Clairement: dans la pharmacie. Nous sommes une pharmacie typique sur place, nous vivons de nos clients réguliers. Les gens nous font confiance, nous connaissons souvent leurs antécédents médicaux, et souvent aussi les conditions sociales. Vous êtes plus susceptible de présenter vos problèmes à une personne qui se tient devant vous en personne. Je pense également que les conseils numériques ne fonctionnent bien que si vous vous connaissez déjà. Pour moi en tant que pharmacien, la relation de confiance avec les clients est très importante. Et la confiance ne naît que par un contact personnel.

Comment cela se manifeste-t-il dans la pratique de la pharmacie?

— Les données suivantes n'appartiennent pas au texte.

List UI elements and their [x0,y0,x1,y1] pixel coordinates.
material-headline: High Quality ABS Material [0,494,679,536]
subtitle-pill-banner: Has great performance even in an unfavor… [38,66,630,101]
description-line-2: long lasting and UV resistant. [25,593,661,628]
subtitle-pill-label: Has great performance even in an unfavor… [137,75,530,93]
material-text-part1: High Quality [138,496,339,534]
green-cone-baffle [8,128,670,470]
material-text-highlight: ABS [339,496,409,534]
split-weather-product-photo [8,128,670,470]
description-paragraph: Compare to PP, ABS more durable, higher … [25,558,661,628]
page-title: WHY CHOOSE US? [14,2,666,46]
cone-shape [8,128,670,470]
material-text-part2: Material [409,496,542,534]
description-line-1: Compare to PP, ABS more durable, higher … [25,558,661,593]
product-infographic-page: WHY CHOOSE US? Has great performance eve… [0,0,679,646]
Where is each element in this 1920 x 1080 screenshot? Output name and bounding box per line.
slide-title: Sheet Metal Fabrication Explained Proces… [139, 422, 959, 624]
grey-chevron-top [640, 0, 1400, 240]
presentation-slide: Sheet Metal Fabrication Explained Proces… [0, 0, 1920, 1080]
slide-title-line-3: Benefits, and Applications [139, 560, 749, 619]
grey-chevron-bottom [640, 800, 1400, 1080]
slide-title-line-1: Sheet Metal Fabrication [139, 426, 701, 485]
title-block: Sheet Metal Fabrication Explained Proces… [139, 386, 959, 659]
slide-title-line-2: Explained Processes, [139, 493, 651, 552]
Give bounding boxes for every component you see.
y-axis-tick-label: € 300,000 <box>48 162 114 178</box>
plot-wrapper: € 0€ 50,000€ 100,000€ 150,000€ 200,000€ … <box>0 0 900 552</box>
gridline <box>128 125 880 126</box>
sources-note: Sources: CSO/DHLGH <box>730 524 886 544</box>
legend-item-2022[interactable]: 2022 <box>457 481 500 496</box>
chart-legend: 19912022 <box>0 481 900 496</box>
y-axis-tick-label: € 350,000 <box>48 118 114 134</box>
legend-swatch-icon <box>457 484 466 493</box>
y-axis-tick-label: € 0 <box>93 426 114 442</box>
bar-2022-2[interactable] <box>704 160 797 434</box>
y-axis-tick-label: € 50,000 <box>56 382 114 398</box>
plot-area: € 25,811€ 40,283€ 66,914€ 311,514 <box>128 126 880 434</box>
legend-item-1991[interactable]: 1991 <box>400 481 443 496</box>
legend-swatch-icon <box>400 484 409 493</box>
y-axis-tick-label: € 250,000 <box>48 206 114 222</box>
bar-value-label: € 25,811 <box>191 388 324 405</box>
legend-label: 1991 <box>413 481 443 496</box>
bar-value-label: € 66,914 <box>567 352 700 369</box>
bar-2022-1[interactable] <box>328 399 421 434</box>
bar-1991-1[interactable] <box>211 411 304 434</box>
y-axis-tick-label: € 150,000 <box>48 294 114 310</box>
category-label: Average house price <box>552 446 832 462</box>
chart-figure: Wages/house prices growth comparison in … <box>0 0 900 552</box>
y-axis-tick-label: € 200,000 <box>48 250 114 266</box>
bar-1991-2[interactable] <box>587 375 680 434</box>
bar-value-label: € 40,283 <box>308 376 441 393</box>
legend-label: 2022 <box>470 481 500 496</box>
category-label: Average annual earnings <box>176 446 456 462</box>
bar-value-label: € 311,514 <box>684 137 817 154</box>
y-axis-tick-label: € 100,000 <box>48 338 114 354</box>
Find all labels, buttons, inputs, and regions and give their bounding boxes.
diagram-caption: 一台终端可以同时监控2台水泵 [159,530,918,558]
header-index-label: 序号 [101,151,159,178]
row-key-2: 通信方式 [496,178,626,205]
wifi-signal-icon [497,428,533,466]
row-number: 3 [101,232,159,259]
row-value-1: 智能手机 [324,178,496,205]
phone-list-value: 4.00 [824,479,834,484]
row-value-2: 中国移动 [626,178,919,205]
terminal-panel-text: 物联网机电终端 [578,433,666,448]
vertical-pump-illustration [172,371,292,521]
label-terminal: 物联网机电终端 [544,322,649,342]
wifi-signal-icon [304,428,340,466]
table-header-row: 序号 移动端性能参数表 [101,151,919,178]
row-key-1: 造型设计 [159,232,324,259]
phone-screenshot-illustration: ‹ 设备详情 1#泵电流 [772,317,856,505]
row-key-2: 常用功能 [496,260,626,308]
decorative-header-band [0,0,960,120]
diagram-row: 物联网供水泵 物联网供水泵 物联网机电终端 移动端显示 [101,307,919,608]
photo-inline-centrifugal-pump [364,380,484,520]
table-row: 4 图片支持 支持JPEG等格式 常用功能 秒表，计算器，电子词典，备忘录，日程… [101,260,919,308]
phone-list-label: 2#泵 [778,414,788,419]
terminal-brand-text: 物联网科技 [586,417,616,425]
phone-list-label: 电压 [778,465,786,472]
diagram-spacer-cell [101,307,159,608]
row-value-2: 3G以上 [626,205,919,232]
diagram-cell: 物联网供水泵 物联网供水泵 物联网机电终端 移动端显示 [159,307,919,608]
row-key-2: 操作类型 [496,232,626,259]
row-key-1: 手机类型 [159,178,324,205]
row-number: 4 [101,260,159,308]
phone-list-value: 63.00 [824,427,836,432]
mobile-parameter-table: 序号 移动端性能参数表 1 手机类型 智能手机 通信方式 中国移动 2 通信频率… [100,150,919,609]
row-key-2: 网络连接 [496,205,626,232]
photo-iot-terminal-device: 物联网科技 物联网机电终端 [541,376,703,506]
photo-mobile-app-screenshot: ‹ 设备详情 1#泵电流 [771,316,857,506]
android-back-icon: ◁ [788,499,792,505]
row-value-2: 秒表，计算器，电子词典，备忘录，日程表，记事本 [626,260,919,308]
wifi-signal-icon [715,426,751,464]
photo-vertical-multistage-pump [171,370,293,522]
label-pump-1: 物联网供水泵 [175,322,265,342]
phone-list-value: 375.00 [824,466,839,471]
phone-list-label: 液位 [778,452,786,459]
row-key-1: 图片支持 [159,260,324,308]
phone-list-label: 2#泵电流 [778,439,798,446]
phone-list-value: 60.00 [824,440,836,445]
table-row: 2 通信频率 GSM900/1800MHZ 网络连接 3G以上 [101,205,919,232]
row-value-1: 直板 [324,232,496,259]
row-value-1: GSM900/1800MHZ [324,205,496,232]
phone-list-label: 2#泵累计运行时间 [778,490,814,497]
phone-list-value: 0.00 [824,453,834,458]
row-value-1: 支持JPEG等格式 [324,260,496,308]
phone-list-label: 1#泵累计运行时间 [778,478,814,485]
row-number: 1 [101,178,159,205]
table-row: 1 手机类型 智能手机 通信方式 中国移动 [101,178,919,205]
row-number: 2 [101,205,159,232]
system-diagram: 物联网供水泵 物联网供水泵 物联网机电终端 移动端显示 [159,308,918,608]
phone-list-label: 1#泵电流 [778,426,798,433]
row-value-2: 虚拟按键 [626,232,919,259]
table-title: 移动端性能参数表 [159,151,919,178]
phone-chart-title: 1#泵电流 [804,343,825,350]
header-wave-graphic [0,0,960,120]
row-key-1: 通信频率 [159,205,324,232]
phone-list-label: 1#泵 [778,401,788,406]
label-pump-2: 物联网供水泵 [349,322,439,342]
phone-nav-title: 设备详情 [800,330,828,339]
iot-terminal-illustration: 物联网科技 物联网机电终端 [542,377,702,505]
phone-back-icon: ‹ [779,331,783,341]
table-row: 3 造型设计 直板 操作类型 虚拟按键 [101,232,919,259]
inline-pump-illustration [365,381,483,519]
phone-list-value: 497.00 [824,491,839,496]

Nous nous sommes arrangés pour sonner la cloche avec certains des clients plus âgés que nous livrons par messager. Si nous n'appuyons pas trois fois sur le bouton de la cloche, par exemple, ils ne répondront pas du tout. Les clients qui n'entendent plus si bien nous disent: "Veuillez sonner longtemps et souvent à la porte, sinon je ne saurai pas le dire." D'autres, y compris des proches, nous donnent parfois leur numéro de portable, au cas où. Vous ne faites cela que si vous faites confiance à l'autre personne.

Les clients utilisent-ils vos conseils comme ils le souhaitent?

La plupart ne viennent en fait que lorsqu'ils rachètent une nouvelle ordonnance. J'aimerais que les clients viennent nous voir plus souvent - même à l'époque de Corona! Nous faisons une offre énorme. Par exemple, nous pouvons montrer aux patients comment ils soutiennent la gestion de la douleur en conservant un registre de la douleur. Nous pouvons vous aider si vous ressentez des effets secondaires tels que de la fatigue au cours des premières semaines avec un réducteur de tension artérielle. Nous pouvons chercher des solutions lorsque quelqu'un ne s'entend pas avec son spray contre l'asthme. Tout cela est mieux fait sur place - mais aussi par téléphone ou numériquement. En tant que pharmacie, nous sommes une société de conseil, pas un point de vente rapide.

Où voyez-vous les limites de la communication numérique?

Je suis également président de la Chambre fédérale des pharmaciens. Nous avons beaucoup investi au cours des derniers mois de la crise Corona, par exemple pour pouvoir tenir nos réunions de conseil d'administration sous forme de vidéoconférences. Mais cela montre que vous échangez des idées à l'écran différemment de lorsque vous vous rencontrez en personne.

Comment remarquez-vous cela?

Surtout, parce que nous téléphonons désormais davantage après les réunions pour discuter de points individuels. À mon avis, c'est rarement le cas lorsque vous vous êtes rencontrés en personne.